Je crois que nous avons tous été très frappés des accusations extrêmement graves portées contre le groupe Orpea. D’emblée, j’exprime ma compassion et ma solidarité aux résidents et à leurs familles, victimes de ces agissements.

Vous l’avez dit, Mme Brigitte Bourguignon, ministre déléguée, a convoqué les dirigeants du groupe, qu’elle a reçus aujourd’hui même. Devant la représentation nationale, j’affirme que nous ne resterons pas inactifs. S’agissant du groupe visé, la ministre déléguée a annoncé des mesures de deux ordres. D’abord, elle a missionné une enquête des Inspections générales des finances (IGF) et des affaires sociales (IGAS), relative notamment aux pratiques comptables et aux modalités de gestion du groupe. Ensuite, les agences régionales de santé (ARS) mèneront des contrôles dans tous les sites du groupe, au-delà de l’établissement où les faits dénoncés auraient été commis. Étant donné leurs compétences en matière d’établissements et de services dédiés aux personnes âgées, les conseils départementaux qui le souhaitent pourront s’y associer.
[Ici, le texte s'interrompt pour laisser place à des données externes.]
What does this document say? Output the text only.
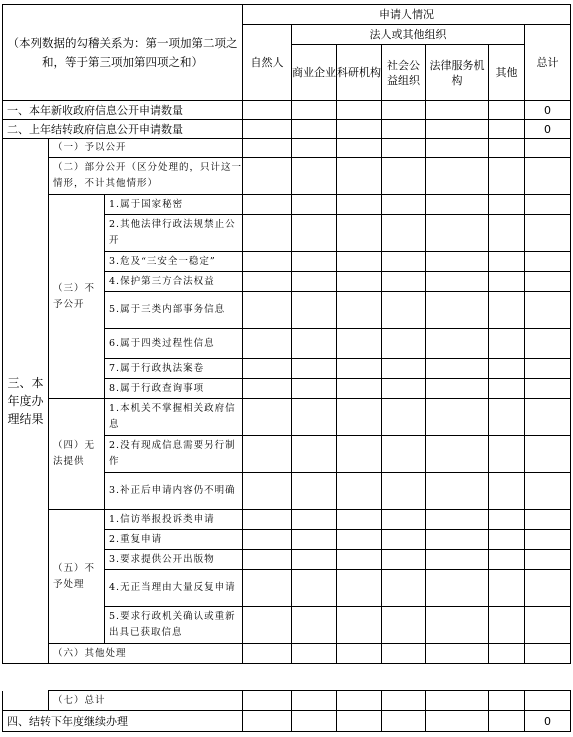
（本列数据的勾稽关系为：第一项加第二项之和，等于第三项加第四项之和）			申请人情况						
			自然人	法人或其他组织					总计
				商业企业	科研机构	社会公益组织	法律服务机构	其他	
一、本年新收政府信息公开申请数量									0
二、上年结转政府信息公开申请数量									0
三、本年度办理结果	（一）予以公开								
	（二）部分公开（区分处理的，只计这一情形，不计其他情形）								
	（三）不予公开	1.属于国家秘密							
		2.其他法律行政法规禁止公开							
		3.危及“三安全一稳定”							
		4.保护第三方合法权益							
		5.属于三类内部事务信息							
		6.属于四类过程性信息							
		7.属于行政执法案卷							
		8.属于行政查询事项							
	（四）无法提供	1.本机关不掌握相关政府信息							
		2.没有现成信息需要另行制作							
		3.补正后申请内容仍不明确							
	（五）不予处理	1.信访举报投诉类申请							
		2.重复申请							
		3.要求提供公开出版物							
		4.无正当理由大量反复申请							
		5.要求行政机关确认或重新出具已获取信息							
	（六）其他处理								
	（七）总计							
四、结转下年度继续办理								0
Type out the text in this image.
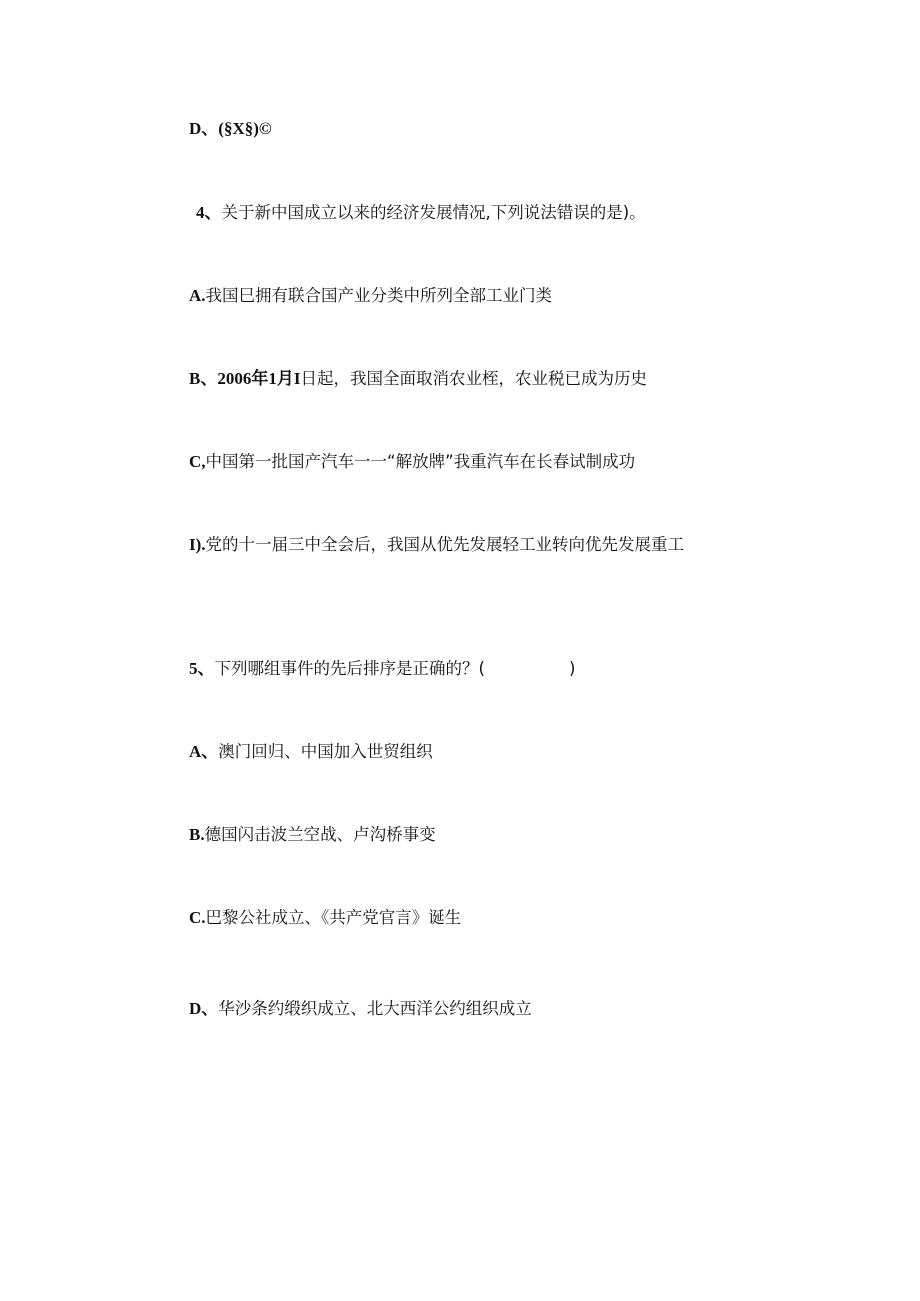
D、(§X§)©

4、关于新中国成立以来的经济发展情况,下列说法错误的是)。

A.我国巳拥有联合国产业分类中所列全部工业门类

B、2006年1月I日起，我国全面取消农业桎，农业税已成为历史

C,中国第一批国产汽车一一“解放牌”我重汽车在长春试制成功

I).党的十一届三中全会后，我国从优先发展轻工业转向优先发展重工

5、下列哪组事件的先后排序是正确的？(	)

A、澳门回归、中国加入世贸组织

B.德国闪击波兰空战、卢沟桥事变

C.巴黎公社成立、《共产党官言》诞生

D、华沙条约缎织成立、北大西洋公约组织成立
Plus structurellement, j’ai demandé au ministre des solidarités et de la santé de m’adresser des propositions sur le contrôle de l’ensemble du secteur.

Cher président Chassaigne, permettez-moi d’exprimer une nuance, que vous partagerez certainement : vous avez dit que cette affaire ne devait pas être l’arbre qui cache la forêt, mais il ne faudrait pas davantage jeter le bébé avec l’eau du bain. Vous le savez – vous connaissez ceux de vos territoires –, de nombreux EHPAD, partout en France, accueillent merveilleusement leurs résidents. (Applaudissements sur les bancs du groupe LaREM et sur quelques bancs des groupes Dem et Agir ens.)
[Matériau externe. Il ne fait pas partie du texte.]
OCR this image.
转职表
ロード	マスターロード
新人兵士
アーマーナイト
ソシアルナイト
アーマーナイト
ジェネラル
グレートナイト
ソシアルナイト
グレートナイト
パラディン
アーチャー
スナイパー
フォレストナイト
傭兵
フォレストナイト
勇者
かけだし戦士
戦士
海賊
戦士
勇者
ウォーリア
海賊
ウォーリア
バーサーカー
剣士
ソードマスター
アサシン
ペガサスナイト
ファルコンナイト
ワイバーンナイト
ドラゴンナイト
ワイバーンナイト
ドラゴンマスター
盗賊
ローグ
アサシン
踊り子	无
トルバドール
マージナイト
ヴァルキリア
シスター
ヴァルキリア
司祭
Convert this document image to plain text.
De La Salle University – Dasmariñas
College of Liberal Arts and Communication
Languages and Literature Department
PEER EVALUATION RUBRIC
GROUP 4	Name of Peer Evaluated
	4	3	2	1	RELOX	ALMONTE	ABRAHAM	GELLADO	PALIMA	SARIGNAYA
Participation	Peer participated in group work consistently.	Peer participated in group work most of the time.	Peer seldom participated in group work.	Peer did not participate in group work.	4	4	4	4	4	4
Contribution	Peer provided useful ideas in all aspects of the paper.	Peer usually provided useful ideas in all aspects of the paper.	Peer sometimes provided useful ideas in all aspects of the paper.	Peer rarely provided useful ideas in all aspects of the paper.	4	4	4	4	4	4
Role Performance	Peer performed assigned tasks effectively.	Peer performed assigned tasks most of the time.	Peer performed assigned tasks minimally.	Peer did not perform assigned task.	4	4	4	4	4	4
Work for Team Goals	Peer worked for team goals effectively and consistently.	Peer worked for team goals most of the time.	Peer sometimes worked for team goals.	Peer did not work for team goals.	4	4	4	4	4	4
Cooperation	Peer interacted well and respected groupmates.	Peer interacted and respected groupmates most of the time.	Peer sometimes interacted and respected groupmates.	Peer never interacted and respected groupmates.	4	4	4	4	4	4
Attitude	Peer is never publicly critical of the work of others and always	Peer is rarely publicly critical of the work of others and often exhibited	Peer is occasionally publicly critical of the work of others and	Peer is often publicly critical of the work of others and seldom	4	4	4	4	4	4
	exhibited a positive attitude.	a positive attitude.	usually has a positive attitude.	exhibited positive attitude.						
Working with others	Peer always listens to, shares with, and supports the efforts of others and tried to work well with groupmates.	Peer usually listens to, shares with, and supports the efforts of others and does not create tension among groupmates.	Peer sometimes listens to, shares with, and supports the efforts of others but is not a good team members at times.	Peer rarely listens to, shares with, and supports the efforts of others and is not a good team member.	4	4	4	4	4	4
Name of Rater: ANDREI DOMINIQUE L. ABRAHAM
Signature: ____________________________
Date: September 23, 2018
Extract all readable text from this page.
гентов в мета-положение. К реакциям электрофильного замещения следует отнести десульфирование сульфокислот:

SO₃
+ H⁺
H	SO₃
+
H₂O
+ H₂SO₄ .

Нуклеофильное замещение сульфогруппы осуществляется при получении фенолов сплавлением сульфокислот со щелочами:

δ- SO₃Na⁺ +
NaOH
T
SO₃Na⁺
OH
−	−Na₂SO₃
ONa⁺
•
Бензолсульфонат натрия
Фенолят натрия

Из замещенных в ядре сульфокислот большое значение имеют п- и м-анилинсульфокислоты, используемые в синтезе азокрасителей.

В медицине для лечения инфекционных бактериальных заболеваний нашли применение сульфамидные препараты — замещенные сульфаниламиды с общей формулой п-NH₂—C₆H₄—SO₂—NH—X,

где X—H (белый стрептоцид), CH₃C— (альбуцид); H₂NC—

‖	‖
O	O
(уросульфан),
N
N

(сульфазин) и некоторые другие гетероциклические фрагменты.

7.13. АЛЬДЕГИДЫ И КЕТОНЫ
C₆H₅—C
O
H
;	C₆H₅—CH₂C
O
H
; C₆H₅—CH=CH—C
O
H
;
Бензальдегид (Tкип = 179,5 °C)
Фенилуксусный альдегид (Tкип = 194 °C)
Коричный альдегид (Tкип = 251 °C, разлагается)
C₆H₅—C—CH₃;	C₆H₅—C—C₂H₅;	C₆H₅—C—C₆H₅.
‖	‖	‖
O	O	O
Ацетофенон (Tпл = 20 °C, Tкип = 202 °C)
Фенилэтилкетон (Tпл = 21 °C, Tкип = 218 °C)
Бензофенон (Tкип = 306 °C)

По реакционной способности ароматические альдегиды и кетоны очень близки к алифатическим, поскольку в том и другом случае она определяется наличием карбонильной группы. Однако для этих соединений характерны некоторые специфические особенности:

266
Il ne faut pas tout mettre dans le même paquet.

En revanche, vous avez raison de souligner que nous devons surveiller tout le monde, ce qui implique d’augmenter le nombre des contrôles et de les rendre plus performants.

Les professionnels du secteur l’ont dit, il faut également revoir les procédures d’accréditation.

Celles des établissements du secteur médico-social, qui nous occupent, devront sans doute évoluer pour se rapprocher de celles des établissements sanitaires.

Sur le fond, la prise en charge de la dépendance, il est exact que nous n’avons pas encore mené à bien la très grande loi autonomie, à laquelle nous aspirons tous. Néanmoins, nous avons posé des jalons essentiels. Nous avons créé la cinquième branche de la sécurité sociale (Applaudissements sur plusieurs bancs du groupe LaREM) et lui avons affecté 2,5 milliards de crédits afin de renforcer les personnels. Dans le cadre du Ségur, les EHPAD ont bénéficié d’une autre enveloppe de 2,5 milliards, pour améliorer les locaux, les conditions de travail du personnel et la prise en charge des résidents.

Ce ne sont pas de petites mesures, monsieur Chassaigne. Nous sommes sur une trajectoire. Nous prenons cette affaire très au sérieux, car elle me scandalise autant que vous. Sur ce sujet comme sur les autres, mon Gouvernement sera au rendez-vous. (Applaudissements sur les bancs des groupes LaREM, Dem et Agir ens.)